Si vous créez un NFT en 10 exemplaires, cela signifie que 10 personnes différentes pourront acquérir un exemplaire de votre œuvre.

Le prix de vente

Le prix de vente, c’est le montant que doit vous payer un acheteur pour devenir le propriétaire de votre œuvre. Ce montant est généralement exprimé en cryptomonnaies. Dans l’exemple de la photo que je vous ai montré un peu plus haut, le prix était fixé à 30 Tezos.

Vous pouvez fixer ce prix librement ou proposer votre œuvre aux enchères — la plupart des places de marché NFT proposent cette option. Dans ce second cas, vous fixez un prix plancher, la durée de votre enchère et les acheteurs potentiels peuvent faire des offres. À la clôture de l’enchère, l’offre la plus haute est acceptée — tout ceci est, encore une fois, géré automatiquement par la blockchain.

Une fois qu’une personne a acheté votre œuvre, il en est le propriétaire. Il peut garder votre œuvre pour lui — elle n’est alors plus disponible à la vente — ou décider de la revendre, en fixant lui-même le prix qu’il veut.

Quand une œuvre est revendue ainsi, on parle de « second marché ». Le « premier marché » quant à lui désigne la vente d’une œuvre par son auteur lui-même. Une œuvre est donc initialement proposée au premier marché — quand l’auteur la propose à la vente pour la première fois —, puis, si le premier acheteur décide de la revendre, elle passe sur le second marché.

Le montant des droits d’auteur

Lorsque vous créez un NFT, vous pouvez fixer un taux de droits d’auteurs, exprimé sous la forme d’un pourcentage — par exemple, 10 %.

Ce pourcentage signifie qu’à chaque vente sur le second marché, l’auteur de l’œuvre sera rémunéré et touchera une partie du montant de la transaction.

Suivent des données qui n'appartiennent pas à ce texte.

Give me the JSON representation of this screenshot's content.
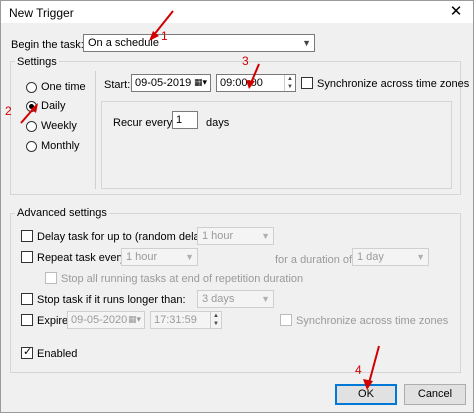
{
  "window": {
    "title": "New Trigger",
    "close_glyph": "✕"
  },
  "begin": {
    "label": "Begin the task:",
    "value": "On a schedule"
  },
  "settings": {
    "title": "Settings",
    "radios": [
      {
        "label": "One time",
        "selected": false
      },
      {
        "label": "Daily",
        "selected": true
      },
      {
        "label": "Weekly",
        "selected": false
      },
      {
        "label": "Monthly",
        "selected": false
      }
    ],
    "start_label": "Start:",
    "start_date": "09-05-2019",
    "start_time": "09:00:00",
    "sync_label": "Synchronize across time zones",
    "recur_label": "Recur every:",
    "recur_value": "1",
    "recur_unit": "days"
  },
  "advanced": {
    "title": "Advanced settings",
    "delay_label": "Delay task for up to (random delay):",
    "delay_value": "1 hour",
    "repeat_label": "Repeat task every:",
    "repeat_value": "1 hour",
    "duration_label": "for a duration of:",
    "duration_value": "1 day",
    "stop_all_label": "Stop all running tasks at end of repetition duration",
    "stop_label": "Stop task if it runs longer than:",
    "stop_value": "3 days",
    "expire_label": "Expire:",
    "expire_date": "09-05-2020",
    "expire_time": "17:31:59",
    "expire_sync_label": "Synchronize across time zones",
    "enabled_label": "Enabled"
  },
  "buttons": {
    "ok": "OK",
    "cancel": "Cancel"
  },
  "annotations": [
    "1",
    "2",
    "3",
    "4"
  ],
  "annotation_color": "#d10000"
}
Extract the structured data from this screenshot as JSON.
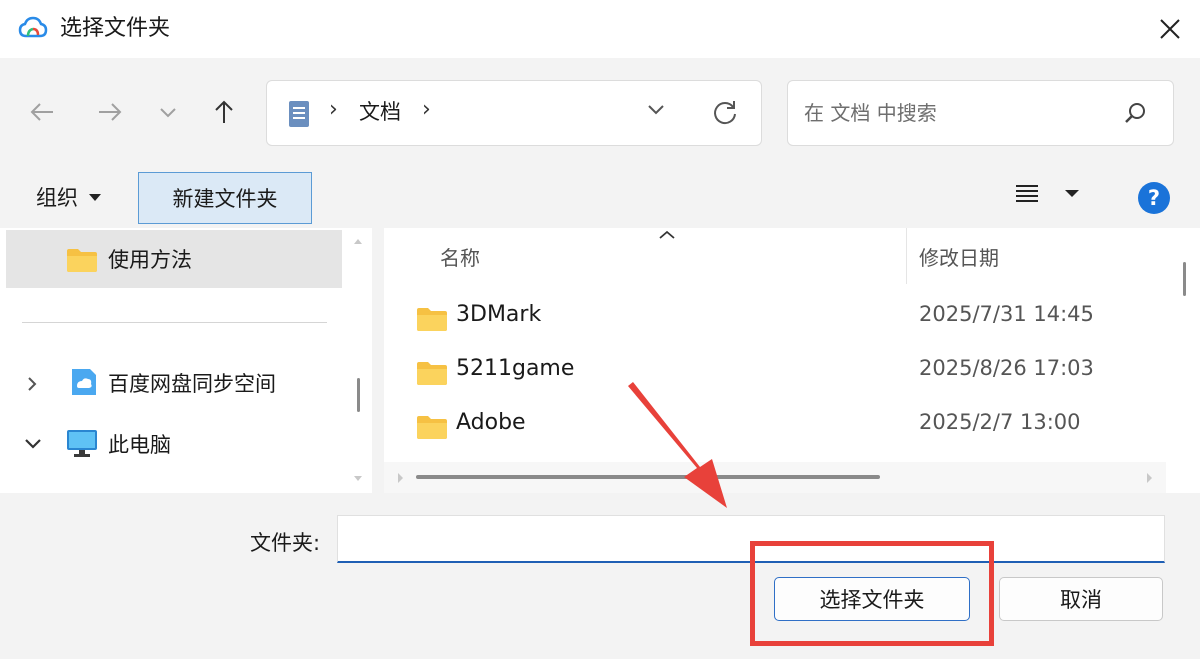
{
  "window": {
    "title": "选择文件夹",
    "close_glyph": "✕"
  },
  "navigation": {
    "address_segment": "文档",
    "search_placeholder": "在 文档 中搜索"
  },
  "commandbar": {
    "organize_label": "组织",
    "new_folder_label": "新建文件夹"
  },
  "nav_pane": {
    "items": [
      {
        "label": "使用方法",
        "icon": "folder-icon",
        "selected": true
      },
      {
        "label": "百度网盘同步空间",
        "icon": "baidu-netdisk-icon",
        "expanded": false
      },
      {
        "label": "此电脑",
        "icon": "computer-icon",
        "expanded": true
      }
    ]
  },
  "file_list": {
    "columns": [
      "名称",
      "修改日期"
    ],
    "rows": [
      {
        "name": "3DMark",
        "modified": "2025/7/31 14:45"
      },
      {
        "name": "5211game",
        "modified": "2025/8/26 17:03"
      },
      {
        "name": "Adobe",
        "modified": "2025/2/7 13:00"
      }
    ]
  },
  "footer": {
    "folder_label": "文件夹:",
    "folder_value": "",
    "select_button": "选择文件夹",
    "cancel_button": "取消"
  },
  "colors": {
    "accent": "#1f5fb4",
    "annotation_red": "#e8413a",
    "folder_yellow": "#f6c143",
    "help_blue": "#1a73d9"
  }
}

Ainsi, si vous créez un NFT avec un taux de droits d’auteur de 10 %, et qu’il est revendu pour 1 000 € sur le second marché, vous toucherez 100 €.

Encore une fois, tout ceci est géré automatiquement par la blockchain. Vous n’avez rien à faire pour toucher vos droits d’auteur. Vous recevrez un virement même si vous n’êtes absolument pas au courant de la transaction. Et ce sera toujours le cas dans 10 ans, 50 ans ou 100 ans, car tout ce qui est inscrit dans la blockchain l’est définitivement.

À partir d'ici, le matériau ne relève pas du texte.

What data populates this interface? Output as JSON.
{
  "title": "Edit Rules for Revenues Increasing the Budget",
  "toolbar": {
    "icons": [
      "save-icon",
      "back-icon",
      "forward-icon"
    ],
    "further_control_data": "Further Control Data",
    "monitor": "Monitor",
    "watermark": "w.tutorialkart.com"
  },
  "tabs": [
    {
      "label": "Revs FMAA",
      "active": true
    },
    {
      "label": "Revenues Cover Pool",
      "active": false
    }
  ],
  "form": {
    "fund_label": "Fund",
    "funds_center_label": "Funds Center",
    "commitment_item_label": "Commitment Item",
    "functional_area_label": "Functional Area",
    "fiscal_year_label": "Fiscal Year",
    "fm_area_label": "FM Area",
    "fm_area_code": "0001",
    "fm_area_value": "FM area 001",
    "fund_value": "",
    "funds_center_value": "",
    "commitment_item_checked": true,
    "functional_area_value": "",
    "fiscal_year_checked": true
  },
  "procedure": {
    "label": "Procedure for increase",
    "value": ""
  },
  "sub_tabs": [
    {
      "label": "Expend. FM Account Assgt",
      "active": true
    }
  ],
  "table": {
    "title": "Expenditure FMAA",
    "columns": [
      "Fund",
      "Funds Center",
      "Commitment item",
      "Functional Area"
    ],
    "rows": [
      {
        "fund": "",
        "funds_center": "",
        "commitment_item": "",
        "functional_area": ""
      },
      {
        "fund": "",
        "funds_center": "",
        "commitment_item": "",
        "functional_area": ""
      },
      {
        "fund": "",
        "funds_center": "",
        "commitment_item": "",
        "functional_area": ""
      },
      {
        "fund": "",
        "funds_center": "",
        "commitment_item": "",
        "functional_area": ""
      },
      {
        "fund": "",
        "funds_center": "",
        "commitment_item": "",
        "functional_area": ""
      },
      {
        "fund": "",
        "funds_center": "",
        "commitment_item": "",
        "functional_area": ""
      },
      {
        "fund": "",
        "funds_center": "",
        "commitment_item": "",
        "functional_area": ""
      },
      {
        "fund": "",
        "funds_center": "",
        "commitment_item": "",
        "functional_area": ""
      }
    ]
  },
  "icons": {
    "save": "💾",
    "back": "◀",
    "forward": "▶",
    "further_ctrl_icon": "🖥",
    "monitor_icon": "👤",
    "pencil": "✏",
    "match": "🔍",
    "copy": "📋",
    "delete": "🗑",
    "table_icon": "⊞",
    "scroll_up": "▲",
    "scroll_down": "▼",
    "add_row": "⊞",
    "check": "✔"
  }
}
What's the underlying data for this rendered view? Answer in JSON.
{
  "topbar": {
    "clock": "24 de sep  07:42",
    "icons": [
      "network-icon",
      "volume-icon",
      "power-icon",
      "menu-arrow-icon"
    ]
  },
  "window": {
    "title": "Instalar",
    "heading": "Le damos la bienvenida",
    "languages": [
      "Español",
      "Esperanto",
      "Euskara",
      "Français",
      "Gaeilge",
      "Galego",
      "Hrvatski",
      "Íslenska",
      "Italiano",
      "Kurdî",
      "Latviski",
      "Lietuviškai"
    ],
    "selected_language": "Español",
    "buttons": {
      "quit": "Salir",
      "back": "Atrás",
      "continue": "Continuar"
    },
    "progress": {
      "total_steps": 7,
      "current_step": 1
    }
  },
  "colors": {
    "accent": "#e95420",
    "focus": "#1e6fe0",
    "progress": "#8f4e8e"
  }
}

Une dernière chose importante : le pourcentage que vous percevez sera déduit du montant que le vendeur touchera suite à la vente de votre œuvre. Dans notre exemple, l’acheteur verse 1 000 €, vous touchez 100 €, et le vendeur reçoit 900 €. Il est important d’en avoir conscience, car fixer un taux trop important peut dissuader certains collectionneurs d’acheter vos créations, estimant que leur plus-value potentielle serait trop affectée par le montant des droits d’auteur.